Fifty Shades of I Know Not What

It’s been in the headlines of weekly magazines, on the television talk shows, in the book clubs. I am talking about E.L. James’s best-selling novel, Fifty Shades of Grey (2012). And just when I thought we were so over that, the movie casting calls, and the speculation and hype that go with that, seem to be never ending, putting the provocative book in the news again. 

When I heard the subject matter, it sounded like erotic fantasy, a genre that doesn’t interest me. But the buzz was unrelenting; even midlifers like me were devouring this book and passing their copies to friends. Eventually I caved and put my name on the waiting list at the public library. My number was very high, which indicated many borrowers were before me, but in just over a month, I had my library copy.

I asked one of my librarian friends if she’d read it. Oh yes, she admitted, she had read the entire trilogy. I offered that I understood it to be quite explicit with not much of a story. But she felt it was not so raunchy as I might think. I also had heard many libraries refused to purchase it because of the graphic sex, but she said libraries didn’t want to stock it because people steal books of this nature, being too embarrassed to check them out. Perhaps because folks are unwilling to be “caught” buying this book or checking it out from the library—or maybe even reading it—the book has impressive e-reader sales. In fact, half the trilogy’s total sales have come from e-books. 

At its core, Fifty Shades is a romance. Christian Grey is an arrogant, wealthy, young bachelor with kinky sexual needs. Spunky-but-innocent college girl Anastasia Steel is inexplicably drawn to him and becomes his submissive lover. Whipping, spanking, bondage, he’s an über-control freak, if you get my drift. Who do you imagine would be reading this? Teenagers and college-aged readers are on the young end of the spectrum but the book is reaching male and female, straight and gay. And, clearly, midlife women like me. 

The plot is virtually nonexistent, and the characters, one-dimensional. Yet in the United Kingdom and the United States, Fifty Shades of Grey topped best-seller lists and is the fastest-selling paperback of all time. Why? It’s simple.
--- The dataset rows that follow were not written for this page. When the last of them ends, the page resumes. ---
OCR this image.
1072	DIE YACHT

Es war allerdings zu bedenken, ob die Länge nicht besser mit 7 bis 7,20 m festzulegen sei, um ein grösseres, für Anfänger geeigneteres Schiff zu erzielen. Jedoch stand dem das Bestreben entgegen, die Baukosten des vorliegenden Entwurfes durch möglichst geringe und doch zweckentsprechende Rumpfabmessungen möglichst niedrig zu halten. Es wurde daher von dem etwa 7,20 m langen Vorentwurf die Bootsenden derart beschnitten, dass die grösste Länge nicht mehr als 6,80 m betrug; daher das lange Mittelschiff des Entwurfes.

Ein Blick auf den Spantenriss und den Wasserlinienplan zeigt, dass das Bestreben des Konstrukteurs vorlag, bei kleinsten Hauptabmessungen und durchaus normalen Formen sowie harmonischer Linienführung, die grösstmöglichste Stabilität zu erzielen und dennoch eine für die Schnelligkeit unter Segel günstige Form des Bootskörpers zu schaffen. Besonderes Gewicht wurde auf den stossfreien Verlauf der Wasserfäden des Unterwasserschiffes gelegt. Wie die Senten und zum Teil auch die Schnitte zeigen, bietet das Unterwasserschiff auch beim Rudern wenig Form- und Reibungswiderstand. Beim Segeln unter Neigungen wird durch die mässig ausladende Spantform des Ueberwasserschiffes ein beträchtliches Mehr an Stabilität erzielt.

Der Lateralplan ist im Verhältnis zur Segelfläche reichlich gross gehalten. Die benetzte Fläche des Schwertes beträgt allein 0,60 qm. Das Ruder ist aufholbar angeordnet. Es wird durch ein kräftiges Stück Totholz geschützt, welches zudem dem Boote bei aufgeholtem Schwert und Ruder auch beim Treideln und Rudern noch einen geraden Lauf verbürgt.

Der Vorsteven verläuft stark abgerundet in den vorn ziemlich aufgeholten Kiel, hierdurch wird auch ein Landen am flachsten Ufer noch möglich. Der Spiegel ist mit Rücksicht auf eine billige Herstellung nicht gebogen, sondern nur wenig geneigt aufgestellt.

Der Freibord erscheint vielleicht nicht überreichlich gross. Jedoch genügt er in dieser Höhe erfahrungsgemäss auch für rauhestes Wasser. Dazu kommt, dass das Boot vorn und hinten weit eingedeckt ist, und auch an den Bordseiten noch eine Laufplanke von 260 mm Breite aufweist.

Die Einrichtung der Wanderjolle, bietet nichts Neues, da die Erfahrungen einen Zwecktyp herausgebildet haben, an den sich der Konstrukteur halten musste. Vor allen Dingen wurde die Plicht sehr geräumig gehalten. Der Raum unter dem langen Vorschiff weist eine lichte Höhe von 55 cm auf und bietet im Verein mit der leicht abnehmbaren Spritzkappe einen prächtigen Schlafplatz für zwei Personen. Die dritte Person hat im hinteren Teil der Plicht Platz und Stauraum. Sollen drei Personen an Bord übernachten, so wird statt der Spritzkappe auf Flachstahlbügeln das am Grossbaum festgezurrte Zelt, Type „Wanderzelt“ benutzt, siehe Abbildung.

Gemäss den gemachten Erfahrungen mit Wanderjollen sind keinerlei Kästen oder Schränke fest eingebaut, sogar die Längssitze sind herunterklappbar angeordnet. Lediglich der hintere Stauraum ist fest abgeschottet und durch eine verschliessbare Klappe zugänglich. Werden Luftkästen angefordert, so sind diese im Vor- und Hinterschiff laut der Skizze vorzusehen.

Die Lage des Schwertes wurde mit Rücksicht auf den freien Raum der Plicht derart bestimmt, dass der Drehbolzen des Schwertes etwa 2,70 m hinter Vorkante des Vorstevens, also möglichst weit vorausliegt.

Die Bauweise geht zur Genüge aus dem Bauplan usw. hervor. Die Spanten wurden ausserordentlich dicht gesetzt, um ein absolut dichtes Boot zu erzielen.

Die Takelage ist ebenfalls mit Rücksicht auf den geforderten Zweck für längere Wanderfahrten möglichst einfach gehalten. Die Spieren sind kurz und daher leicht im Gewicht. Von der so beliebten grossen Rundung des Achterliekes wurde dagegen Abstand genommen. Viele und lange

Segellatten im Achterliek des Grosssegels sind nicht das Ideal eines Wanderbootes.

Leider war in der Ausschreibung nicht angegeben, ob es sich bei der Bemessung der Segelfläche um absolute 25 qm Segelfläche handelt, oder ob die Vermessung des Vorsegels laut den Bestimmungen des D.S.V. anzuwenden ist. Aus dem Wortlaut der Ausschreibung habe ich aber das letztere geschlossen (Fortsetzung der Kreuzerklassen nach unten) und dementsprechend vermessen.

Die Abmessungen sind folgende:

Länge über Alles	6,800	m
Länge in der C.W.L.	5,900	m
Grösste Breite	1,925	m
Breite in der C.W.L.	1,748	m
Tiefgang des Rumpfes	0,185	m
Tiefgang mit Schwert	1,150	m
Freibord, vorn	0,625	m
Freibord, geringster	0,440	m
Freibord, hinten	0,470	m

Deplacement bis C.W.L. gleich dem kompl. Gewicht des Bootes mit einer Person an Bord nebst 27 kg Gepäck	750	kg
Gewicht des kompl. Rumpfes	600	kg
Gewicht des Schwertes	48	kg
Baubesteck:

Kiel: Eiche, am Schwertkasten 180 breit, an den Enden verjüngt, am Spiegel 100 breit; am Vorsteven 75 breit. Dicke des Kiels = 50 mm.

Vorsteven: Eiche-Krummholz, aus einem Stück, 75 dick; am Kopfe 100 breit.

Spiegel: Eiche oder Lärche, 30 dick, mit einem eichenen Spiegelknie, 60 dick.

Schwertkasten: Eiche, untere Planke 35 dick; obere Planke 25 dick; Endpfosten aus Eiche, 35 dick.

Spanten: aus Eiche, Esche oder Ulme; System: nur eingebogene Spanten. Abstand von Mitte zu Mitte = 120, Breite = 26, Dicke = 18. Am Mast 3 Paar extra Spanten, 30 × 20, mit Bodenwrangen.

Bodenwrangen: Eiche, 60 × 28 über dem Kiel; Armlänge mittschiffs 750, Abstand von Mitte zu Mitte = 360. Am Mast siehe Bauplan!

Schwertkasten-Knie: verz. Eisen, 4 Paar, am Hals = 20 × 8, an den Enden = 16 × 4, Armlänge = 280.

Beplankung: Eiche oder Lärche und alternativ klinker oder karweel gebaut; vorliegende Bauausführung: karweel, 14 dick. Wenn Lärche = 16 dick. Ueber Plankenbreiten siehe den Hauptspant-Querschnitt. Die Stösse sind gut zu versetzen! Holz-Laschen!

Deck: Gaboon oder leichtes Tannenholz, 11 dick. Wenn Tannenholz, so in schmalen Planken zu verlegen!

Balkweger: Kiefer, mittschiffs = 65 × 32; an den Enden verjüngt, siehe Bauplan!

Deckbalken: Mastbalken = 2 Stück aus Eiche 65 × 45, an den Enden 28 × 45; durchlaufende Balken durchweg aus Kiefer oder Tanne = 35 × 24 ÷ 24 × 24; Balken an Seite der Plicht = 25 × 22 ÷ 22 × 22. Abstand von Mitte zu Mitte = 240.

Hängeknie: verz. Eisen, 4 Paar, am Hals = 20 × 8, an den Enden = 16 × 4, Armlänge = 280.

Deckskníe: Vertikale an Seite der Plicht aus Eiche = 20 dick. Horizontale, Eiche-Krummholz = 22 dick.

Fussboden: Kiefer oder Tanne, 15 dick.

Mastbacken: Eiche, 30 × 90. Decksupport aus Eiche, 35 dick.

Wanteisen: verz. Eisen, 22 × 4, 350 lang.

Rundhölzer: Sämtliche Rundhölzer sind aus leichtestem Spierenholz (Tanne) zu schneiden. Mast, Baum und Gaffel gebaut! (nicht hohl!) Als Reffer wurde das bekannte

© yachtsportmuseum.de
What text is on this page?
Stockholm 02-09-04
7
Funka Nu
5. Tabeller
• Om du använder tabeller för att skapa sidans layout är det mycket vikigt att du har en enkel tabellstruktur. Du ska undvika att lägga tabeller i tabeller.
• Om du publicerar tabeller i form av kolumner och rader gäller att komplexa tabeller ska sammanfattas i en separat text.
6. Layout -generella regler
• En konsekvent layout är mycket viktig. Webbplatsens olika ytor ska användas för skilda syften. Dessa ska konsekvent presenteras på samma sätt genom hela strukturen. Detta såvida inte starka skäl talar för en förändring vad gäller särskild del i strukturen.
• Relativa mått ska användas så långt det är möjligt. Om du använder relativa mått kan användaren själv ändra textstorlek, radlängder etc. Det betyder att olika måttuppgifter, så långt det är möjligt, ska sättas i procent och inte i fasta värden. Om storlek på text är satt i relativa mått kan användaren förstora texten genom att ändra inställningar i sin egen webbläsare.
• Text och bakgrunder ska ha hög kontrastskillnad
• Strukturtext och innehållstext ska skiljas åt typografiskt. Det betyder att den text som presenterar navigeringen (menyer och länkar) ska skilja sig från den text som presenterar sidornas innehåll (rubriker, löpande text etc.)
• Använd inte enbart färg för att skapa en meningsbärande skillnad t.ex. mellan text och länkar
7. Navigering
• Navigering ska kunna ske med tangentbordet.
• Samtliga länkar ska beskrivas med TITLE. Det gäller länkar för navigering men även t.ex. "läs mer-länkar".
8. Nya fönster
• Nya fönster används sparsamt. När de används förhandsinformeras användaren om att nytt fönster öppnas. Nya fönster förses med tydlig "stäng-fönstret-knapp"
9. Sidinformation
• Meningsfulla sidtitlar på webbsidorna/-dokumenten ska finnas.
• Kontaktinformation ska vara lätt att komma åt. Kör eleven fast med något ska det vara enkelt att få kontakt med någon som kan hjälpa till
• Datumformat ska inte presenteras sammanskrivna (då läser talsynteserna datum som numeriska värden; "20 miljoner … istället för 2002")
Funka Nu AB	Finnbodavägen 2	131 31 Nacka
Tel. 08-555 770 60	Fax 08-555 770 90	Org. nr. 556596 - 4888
Sex sells. 

If you see a woman sporting a shirt that says, I ♥ Christian, she’s likely not referring to her house of worship. The marketing madness associated with this phenomenon might surprise you. Not just lingerie, garters and stockings, but sex toys, vibrators, handcuffs and the like, with and without the Fifty Shades brand name.  

I am not a fan of this book. I am neither shocked nor disgusted; romance novels and erotica are just not my thing. I read enough in the first volume of the trilogy that I didn’t need to seek out the other two. But I am intrigued by other people’s reactions to these books. Polite women are talking about sex instead of about the weather, and women I know who say they “don’t have time to read” made the time for this trilogy and are raving about the books and speculating about the movie. And feminists want to know what’s happened: all of a sudden, women are asking to be submissive, dominated by men.

I just don’t see it. I guess I’m the anticulture like the folks who produced this flow chart, “101 Books to Read This Summer Instead of ‘50 Shades of Grey.’”  

Where do you stand on Fifty Shades? Are you turned off, impartial or eager to hear the casting call answered?